In questa società non poteva che rispecchiarsi una modalità simile anche per le nuove tecnologie. La rete, per esempio, è da anni ormai al centro di un dibattito, spesso alto, ancor più spesso piuttosto banale, su sviluppo, libertà e sicurezza. Mi vengono in mente le battaglie per la censura, quelle per i copyrights, quelle sulla sicurezza informatica ecc.
Ora una interessante ricerca universitaria di area sociologica cerca di intervenire focalizzando l'attenzione sul problema della sicurezza e della libertà e proponendo un forte investimento in media education per uscire da una dialettica gestita o da grandi gruppi industraili o da persone dall'alto profilo tecnologico, insomma o ci alfabetizziamo realmente sui nuovi media orischiamo, noi che stiamo nel mezzo, di non capirci più nulla, o peggio di essere vittime di giochi sottili.

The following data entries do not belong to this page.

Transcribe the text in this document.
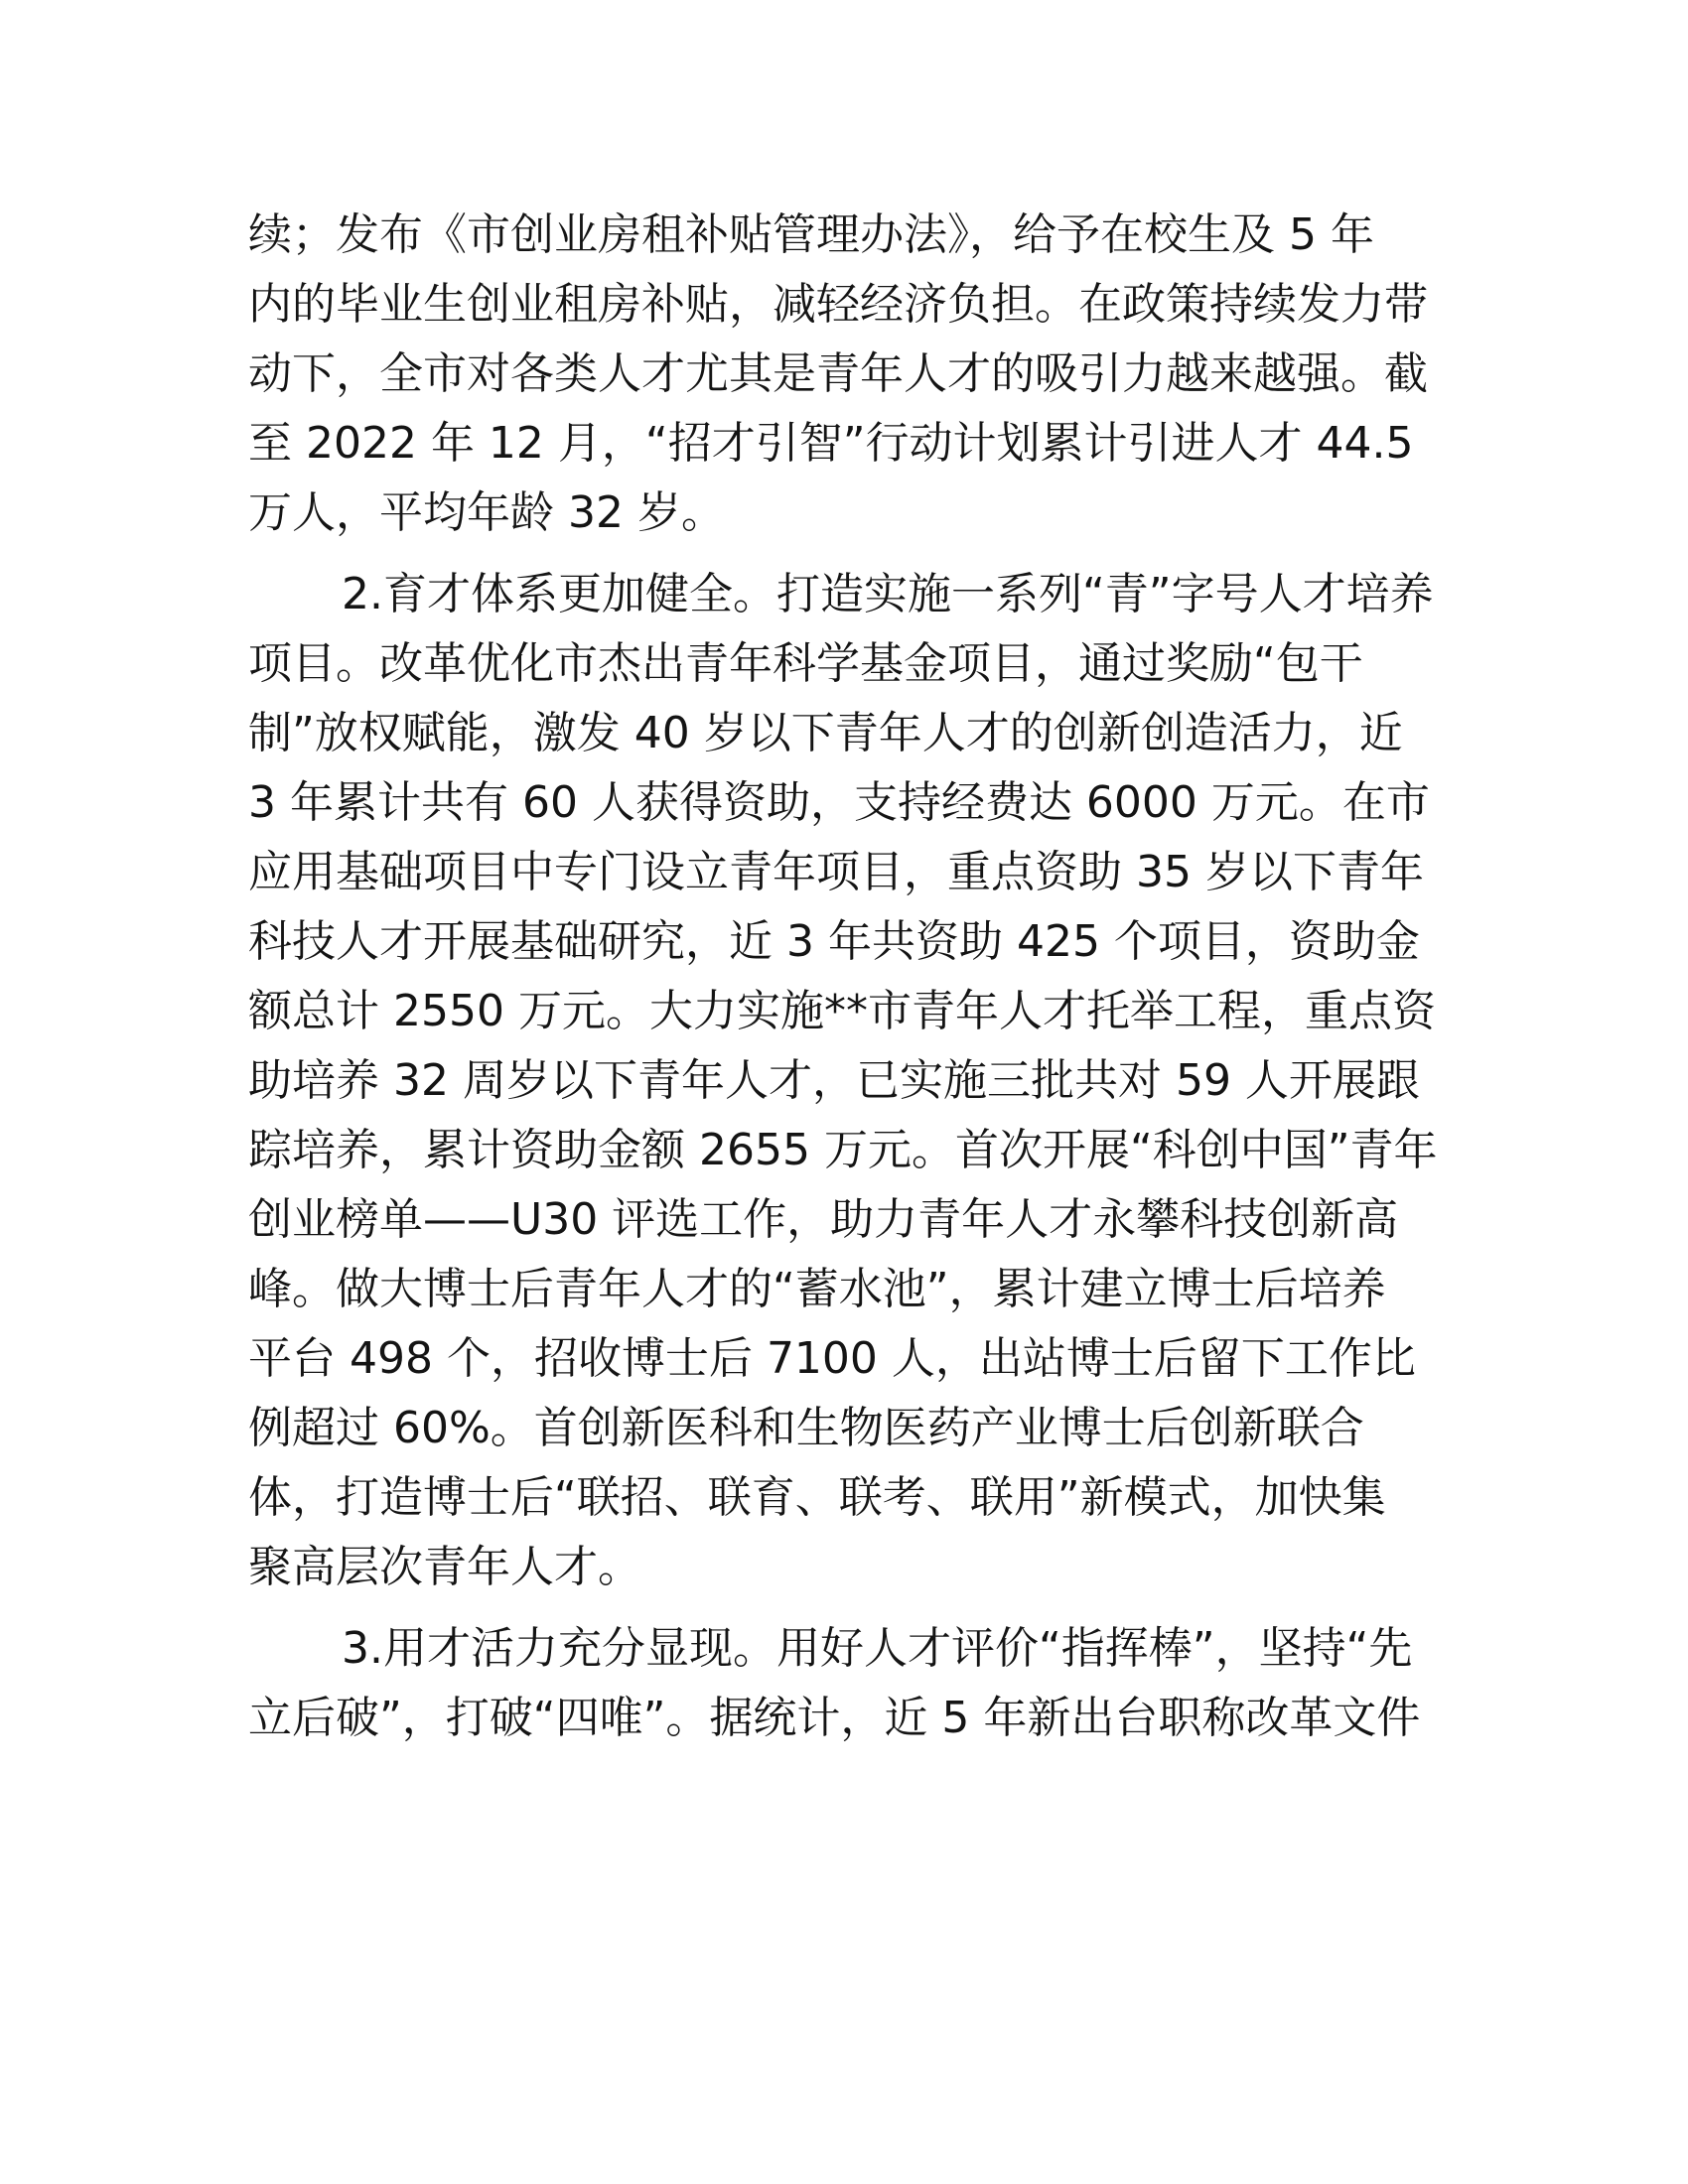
续；发布《市创业房租补贴管理办法》，给予在校生及 5 年
内的毕业生创业租房补贴，减轻经济负担。在政策持续发力带
动下，全市对各类人才尤其是青年人才的吸引力越来越强。截
至 2022 年 12 月，“招才引智”行动计划累计引进人才 44.5
万人，平均年龄 32 岁。
2.育才体系更加健全。打造实施一系列“青”字号人才培养
项目。改革优化市杰出青年科学基金项目，通过奖励“包干
制”放权赋能，激发 40 岁以下青年人才的创新创造活力，近
3 年累计共有 60 人获得资助，支持经费达 6000 万元。在市
应用基础项目中专门设立青年项目，重点资助 35 岁以下青年
科技人才开展基础研究，近 3 年共资助 425 个项目，资助金
额总计 2550 万元。大力实施**市青年人才托举工程，重点资
助培养 32 周岁以下青年人才，已实施三批共对 59 人开展跟
踪培养，累计资助金额 2655 万元。首次开展“科创中国”青年
创业榜单——U30 评选工作，助力青年人才永攀科技创新高
峰。做大博士后青年人才的“蓄水池”，累计建立博士后培养
平台 498 个，招收博士后 7100 人，出站博士后留下工作比
例超过 60%。首创新医科和生物医药产业博士后创新联合
体，打造博士后“联招、联育、联考、联用”新模式，加快集
聚高层次青年人才。
3.用才活力充分显现。用好人才评价“指挥棒”，坚持“先
立后破”，打破“四唯”。据统计，近 5 年新出台职称改革文件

La ricerca suddetta è quella promossa dalla professoressa Anna Fici (Universtà di Palermo) e ha come punto di arrivo la pubblicazione del libro "Leggere e scrivere i media – L'uso delle nuove tecnologie tra delega e competenza" (Franco Angeli). Il volume, appena uscito, parte dall'osservazione del Trusted Computing, un tentativo da parte delle più grandi case produttrici di software di ovviare al problema della sicurezza fornendo programmi con già all'interno dispositivi di sicurezza che però si rivelano anche essere dispositivi di censura e di condizionamento. Eccoci di nuovo al nostro punto di partenza: la sicurezza di chi? Per chi? Utilizzata come?
Una cosa è sicura che più la paura starà al fondamento delle nostre società (come rileva Paul Virilio), più diversi attori cercheranno di giocare la carta della fiducia e della sciurezza, magari fondando poteri politici e/o commerciali.